秋のリーグ戦は開幕節で関西大学とのカードが組まれ、すでに来秋のプロ野球ドラフト会議での目玉とされている最速153キロ左腕・金丸夢斗(3年、神港橘)と最初の試合でいきなり対戦した。

「金丸投手のすごさは見ていたら分かると思いますが……。真っすぐが来たと思って『とらえられる』と振りにいったら、(手元で沈み込んで)バットの2個下をボールが通っていましたね。ストレートの質が高くて空振りを取れるから、変化球も生きてくる。もう『早くプロに行ってほしい』って思いますよ(笑)」

金丸に限らず、対戦した他のピッチャーからもコースを厳しく突かれ、春までとは違う攻め方をされた。それでもリーグを代表する打者としては、さらにその上を行かなければならない。しかし、なかなかとらえ切れず、当たっても単打になることが多かった。

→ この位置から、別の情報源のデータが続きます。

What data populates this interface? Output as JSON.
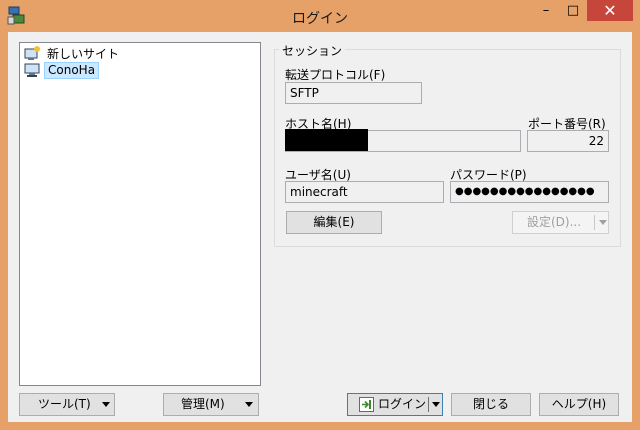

「オープン戦の序盤はヒットどころかいい当たりすら出なかったです。タイミングが全然合わずに終わった試合もありました。三振はなかったけれど、自分の間が取れていない試合もありました。それでもオープン戦の後半は自分なりの振りができていたので、万全な形ではなかったですが、十分やっていける状態でリーグ戦に入れました。『もう、割り切るしかない』と思ったリーグ戦の最初に金丸投手と対戦して、打てなくてもそこで崩されるのが一番嫌だった。打てなくても引きずらずに臨めたので、結果的に(リーグ戦を通じて)ヒットを打てたのかなと思いました」

打てなくても引きずらなかったことが、好結果につながった

代表合宿で、高校時代の仲間と再会

高校3年の春、選抜高校野球大会で優勝した。当時は「背番号3」をつけ、主にセンターやライトを守った。1番打者として決勝までの5試合にフル出場。ただ「3番ピッチャー」を任された石川昂弥(現・中日ドラゴンズ)が投打に躍動していた姿の方が印象に残った。

現在は中日の中心打者の一人として活躍する石川の姿に、松井は何度も背中を押されたという。「細かくチェックはできていないですが、ホームランを打ったとか、情報が入ると、いつも『すごいな』って思います。熊田(任洋)も早稲田大学で活躍していますし、結果を見たら『自分も頑張らなきゃいけない』と気合が入ります。自分が頑張ったことで向こうも意識してくれたらな……と思いますが。熊田はレベルが高い東京六大学なので、相手にしていないと思いますけど(笑)。でも、相乗効果が出たらいいなと思いながら、ずっとやってきました」

東邦高校時代、選抜高校野球大会で1番打者を務めた(撮影・朝日新聞社)

熊田とは大学代表の合宿で再会した。日米大学野球選手権のメンバーに選出され、侍ジャパンのユニホームを着た仲間の姿に感銘を受けつつ、自身も負けじとここまで走り続けてきた。

最上級生になって苦しみながらつかんだ勲章は、今後の世界でもきっと生きるはずだ。